Çünkü Kûfe'lilerin on binlerce mektupla davet ettikleri Hz. Huseyn'e ne kadar sahip çıkacaklarını anlamak ister. Ferezdaq'ın cevabı, 'Qulûbuhum maek, suyûfuhum aleyk...' der; yani, 'Onların kalbi, seninledir, kılıçları sana karşı...'
Ve sonra yaşanan hadiseler de bu özü doğrular.
*Almanya'dan Zâkir Yorgancı isimli okuyucu diyor ki: 'Kerbelâ Faciasının yıldönümü olan 10 Muharrem geliyor.
Ve ben sizin yazılarınızı takip ediyorum, konulara, yorum farklılıklarına göre değil, 'Kelime-i şehadette, Kur'an'da ve Kıble'de birleşmiş olan insanların arasındaki yorum farklılıklarını, 'keşke olmasa...' diyerek, büyütmemeye çalışıyorsunuz' diyebilirim diyor.
--Aziz kardeşim, İslam'ın aslî temellerinde ihtilafımız yoksa tarih içindeki yorum farklılıkları bizi birbirimize düşürmemelidir.
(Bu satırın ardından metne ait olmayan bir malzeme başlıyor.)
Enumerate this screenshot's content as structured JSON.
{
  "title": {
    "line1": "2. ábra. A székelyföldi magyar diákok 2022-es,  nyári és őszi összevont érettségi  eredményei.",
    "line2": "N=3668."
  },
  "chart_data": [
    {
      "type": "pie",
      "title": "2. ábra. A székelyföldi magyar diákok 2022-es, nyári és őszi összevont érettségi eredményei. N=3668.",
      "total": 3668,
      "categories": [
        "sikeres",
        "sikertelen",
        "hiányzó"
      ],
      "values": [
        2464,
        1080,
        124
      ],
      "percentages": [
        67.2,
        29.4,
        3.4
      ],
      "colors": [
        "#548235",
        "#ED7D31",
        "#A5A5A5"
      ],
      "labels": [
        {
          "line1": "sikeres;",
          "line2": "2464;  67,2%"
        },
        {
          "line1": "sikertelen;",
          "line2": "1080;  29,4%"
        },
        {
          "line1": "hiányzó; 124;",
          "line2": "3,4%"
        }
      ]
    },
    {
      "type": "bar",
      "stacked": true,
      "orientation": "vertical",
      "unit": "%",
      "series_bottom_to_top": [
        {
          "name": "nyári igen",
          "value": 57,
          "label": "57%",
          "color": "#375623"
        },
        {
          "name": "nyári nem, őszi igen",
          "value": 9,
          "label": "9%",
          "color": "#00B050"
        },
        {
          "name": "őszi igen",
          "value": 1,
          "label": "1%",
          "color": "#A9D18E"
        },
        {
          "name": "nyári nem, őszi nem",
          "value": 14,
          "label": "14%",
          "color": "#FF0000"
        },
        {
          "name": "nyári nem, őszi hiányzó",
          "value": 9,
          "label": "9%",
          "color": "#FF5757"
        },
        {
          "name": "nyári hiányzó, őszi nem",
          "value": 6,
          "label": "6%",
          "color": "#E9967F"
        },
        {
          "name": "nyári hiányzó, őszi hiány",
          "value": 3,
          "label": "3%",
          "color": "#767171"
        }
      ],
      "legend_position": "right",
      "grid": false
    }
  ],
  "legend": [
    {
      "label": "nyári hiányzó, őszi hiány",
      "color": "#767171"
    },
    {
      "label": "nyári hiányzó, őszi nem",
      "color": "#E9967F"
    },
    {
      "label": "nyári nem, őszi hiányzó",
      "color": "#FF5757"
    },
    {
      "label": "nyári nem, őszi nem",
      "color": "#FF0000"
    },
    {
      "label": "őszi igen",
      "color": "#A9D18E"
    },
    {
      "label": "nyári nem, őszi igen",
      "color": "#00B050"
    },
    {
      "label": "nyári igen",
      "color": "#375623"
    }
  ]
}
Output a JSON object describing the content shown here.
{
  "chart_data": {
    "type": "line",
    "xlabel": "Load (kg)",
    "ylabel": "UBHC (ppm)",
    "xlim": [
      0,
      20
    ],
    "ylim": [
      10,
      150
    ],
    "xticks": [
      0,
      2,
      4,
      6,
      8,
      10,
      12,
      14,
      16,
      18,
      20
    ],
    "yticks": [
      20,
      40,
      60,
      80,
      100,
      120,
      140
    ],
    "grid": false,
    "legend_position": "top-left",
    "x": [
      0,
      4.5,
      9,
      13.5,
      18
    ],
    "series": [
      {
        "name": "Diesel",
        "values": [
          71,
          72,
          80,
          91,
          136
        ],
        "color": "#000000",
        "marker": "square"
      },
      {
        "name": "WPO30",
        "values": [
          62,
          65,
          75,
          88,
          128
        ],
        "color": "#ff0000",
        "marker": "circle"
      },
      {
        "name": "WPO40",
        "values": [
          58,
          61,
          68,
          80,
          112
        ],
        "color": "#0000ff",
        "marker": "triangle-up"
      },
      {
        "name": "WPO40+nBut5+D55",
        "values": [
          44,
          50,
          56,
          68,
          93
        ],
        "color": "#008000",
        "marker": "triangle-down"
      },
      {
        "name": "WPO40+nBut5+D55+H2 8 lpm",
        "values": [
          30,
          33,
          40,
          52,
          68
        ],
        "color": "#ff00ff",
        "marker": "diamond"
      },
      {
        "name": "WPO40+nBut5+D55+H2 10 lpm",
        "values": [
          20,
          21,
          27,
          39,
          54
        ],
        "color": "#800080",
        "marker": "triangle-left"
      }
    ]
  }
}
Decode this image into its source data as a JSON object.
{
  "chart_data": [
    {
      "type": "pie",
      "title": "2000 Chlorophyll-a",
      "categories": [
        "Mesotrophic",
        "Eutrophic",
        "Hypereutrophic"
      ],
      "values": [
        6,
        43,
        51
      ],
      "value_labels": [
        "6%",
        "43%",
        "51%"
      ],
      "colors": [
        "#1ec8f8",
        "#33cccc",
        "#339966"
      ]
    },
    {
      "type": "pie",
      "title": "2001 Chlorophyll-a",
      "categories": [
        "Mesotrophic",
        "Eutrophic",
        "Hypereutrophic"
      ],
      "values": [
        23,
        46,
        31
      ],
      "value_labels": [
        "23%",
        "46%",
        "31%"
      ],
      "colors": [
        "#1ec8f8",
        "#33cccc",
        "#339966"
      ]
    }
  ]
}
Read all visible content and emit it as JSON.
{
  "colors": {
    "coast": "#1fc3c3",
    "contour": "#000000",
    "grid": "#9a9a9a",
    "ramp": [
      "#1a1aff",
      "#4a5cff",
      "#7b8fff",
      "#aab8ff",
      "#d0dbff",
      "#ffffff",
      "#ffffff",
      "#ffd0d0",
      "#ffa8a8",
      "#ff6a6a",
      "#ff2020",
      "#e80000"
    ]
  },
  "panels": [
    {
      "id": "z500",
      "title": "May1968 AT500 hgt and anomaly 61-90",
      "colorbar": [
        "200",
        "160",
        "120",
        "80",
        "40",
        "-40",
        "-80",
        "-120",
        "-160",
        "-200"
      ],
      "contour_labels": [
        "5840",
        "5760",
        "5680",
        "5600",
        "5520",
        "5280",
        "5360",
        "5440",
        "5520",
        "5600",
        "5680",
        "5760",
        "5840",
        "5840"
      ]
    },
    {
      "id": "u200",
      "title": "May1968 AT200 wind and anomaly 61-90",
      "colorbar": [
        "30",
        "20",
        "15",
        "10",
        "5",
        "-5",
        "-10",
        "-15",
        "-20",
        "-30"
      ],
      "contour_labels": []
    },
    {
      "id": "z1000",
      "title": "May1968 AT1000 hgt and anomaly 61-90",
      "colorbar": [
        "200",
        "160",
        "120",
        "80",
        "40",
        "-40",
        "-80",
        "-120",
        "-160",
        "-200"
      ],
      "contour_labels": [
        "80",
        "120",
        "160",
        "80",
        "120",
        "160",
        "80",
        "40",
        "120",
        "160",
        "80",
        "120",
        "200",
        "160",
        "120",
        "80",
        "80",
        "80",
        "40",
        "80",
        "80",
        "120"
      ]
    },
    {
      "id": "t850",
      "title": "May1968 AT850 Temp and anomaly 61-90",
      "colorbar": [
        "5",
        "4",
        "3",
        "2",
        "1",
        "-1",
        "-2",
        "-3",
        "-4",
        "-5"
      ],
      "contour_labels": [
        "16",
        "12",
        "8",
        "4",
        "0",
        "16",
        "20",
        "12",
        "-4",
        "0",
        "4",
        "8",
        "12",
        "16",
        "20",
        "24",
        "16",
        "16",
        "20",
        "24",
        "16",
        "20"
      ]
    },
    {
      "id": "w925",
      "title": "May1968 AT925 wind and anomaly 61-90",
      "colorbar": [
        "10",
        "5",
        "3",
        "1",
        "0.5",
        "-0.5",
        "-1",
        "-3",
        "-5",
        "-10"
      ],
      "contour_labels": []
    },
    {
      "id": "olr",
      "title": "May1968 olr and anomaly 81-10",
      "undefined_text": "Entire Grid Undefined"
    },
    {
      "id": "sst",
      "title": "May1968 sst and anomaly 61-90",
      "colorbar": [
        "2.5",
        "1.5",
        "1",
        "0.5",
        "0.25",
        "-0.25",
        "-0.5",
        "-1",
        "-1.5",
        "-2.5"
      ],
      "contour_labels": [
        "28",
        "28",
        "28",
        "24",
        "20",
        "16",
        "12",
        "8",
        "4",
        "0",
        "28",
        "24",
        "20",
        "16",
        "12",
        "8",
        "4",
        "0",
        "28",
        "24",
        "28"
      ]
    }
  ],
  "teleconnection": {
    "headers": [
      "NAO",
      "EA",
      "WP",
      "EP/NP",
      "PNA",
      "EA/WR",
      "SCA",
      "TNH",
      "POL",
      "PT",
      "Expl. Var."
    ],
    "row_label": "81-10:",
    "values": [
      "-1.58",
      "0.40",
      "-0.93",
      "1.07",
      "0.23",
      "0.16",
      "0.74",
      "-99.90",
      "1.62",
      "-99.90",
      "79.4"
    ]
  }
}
Ben sadece şu kadarını söyleyeyim... Malatya civarından (İ.D) isminde, 'Dede' diye anılan bir zat vardı. 15 yıl öncelerde Almanya'ya gelmiş ve orada, 'Bizim Ali'miz, Arap'ın Alisi değildir.' gibi laflar eden bazı derneklerin yetkilileriyle görüştükten sonra, 'Allah'sız, Kur'an'sız, Muhammed'siz, nasıl Ali taraftarı ve seveni olunurmuş?' diye bir açıklama yapınca, hemen taifeden dışlanmıştı.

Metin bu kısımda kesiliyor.